Human Rights are Foundational


Human Rights are Foundational

Climate policy is not a game; the stakes could not possibly be higher. The future integrity of food systems, local and national economies, and even the sustainability of nation states, are all at risk. There is strong evidence that even the wealthiest nations could collapse under the devastation of unchecked climate change.

This is serious work. We need everyone involved to be serious, forthright, and reliable. 

This is why, at CCI, we remind ourselves that a livable future is a human right. Legitimacy is rooted not in claims to power, but in honest work toward safe, livable, dignified conditions for those who must live with an institution’s decisions.

In December 1948, the Universal Declaration of Human Rights was adopted. This foundational text for all international law states as its first principle that:

“recognition of the inherent dignity and of the equal and inalienable rights of all members of the human family is the foundation of freedom, justice and peace in the world…”

Article 1 reads clearly:

“All human beings are born free and equal in dignity and rights. They are endowed with reason and conscience and should act towards one another in a spirit of brotherhood.”

Article 6 specifies:

“Everyone has the right to recognition everywhere as a person before the law.”

Article 7 adds detail:

“All are equal before the law and are entitled without any discrimination to equal protection of the law.
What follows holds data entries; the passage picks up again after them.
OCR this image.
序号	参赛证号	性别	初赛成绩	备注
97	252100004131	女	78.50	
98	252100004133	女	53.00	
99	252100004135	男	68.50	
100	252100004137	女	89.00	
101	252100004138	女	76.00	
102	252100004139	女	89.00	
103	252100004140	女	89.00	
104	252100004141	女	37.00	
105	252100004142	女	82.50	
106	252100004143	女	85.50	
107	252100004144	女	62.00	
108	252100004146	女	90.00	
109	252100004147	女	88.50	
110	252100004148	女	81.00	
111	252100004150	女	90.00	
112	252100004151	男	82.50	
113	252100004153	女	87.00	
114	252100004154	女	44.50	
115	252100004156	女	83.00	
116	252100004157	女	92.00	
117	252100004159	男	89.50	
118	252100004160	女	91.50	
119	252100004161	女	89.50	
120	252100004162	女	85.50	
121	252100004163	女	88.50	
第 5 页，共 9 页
All are entitled to equal protection against any discrimination in violation of this Declaration and against any incitement to such discrimination.”

The entire Declaration is foundational to the rule of law, and to the contemporary collaborative quest for international peace and security.

We highlight these few passages, because they make clear that all nations have signed up to the implicit principle that:

Human rights are foundational, universal, and inalienable, and no power has legitimate cause to dehumanize or degrade any person or class of people for any purpose.

CCI stands by this principle—because it is sensible, morally unimpeachable, and legally established, and because it is inconceivable that any entity not standing by this principle could have legitimacy in any sphere. It is the very least we can ask of any government that it honor the primacy of basic human rights—which it has already agreed to establish as the foundation of all of its dealings.

CCI extends this recognition to the sphere of climate action: Climate change is the result of political and economic structures that invest in, welcome, and condone pollution for profit. Without the tacit permission to violate the rights of innocent third parties, we would not have a pollution crisis, and we would not have a climate crisis driven by global heating pollution.

The Universal Declaration of Human Rights closes with Article 30, which specifically prohibits any effort to degrade or destroy human rights:

“Nothing in this Declaration may be interpreted as implying for any State, group or person any right to engage in any activity or to perform any act aimed at the destruction of any of the rights and freedoms set forth herein.”

What credibility can any nation have on its climate commitments that does not honor these foundational rights?

The climate crisis touches all aspects of human experience, and governments have duties to their people that transcend the technical boundaries of any particular ideology, policy choice, or economic imperative. Legitimacy and leadership must be rooted in recognition of universal rights, so climate crisis response can succeed in creating sustainably livable conditions for all of humankind.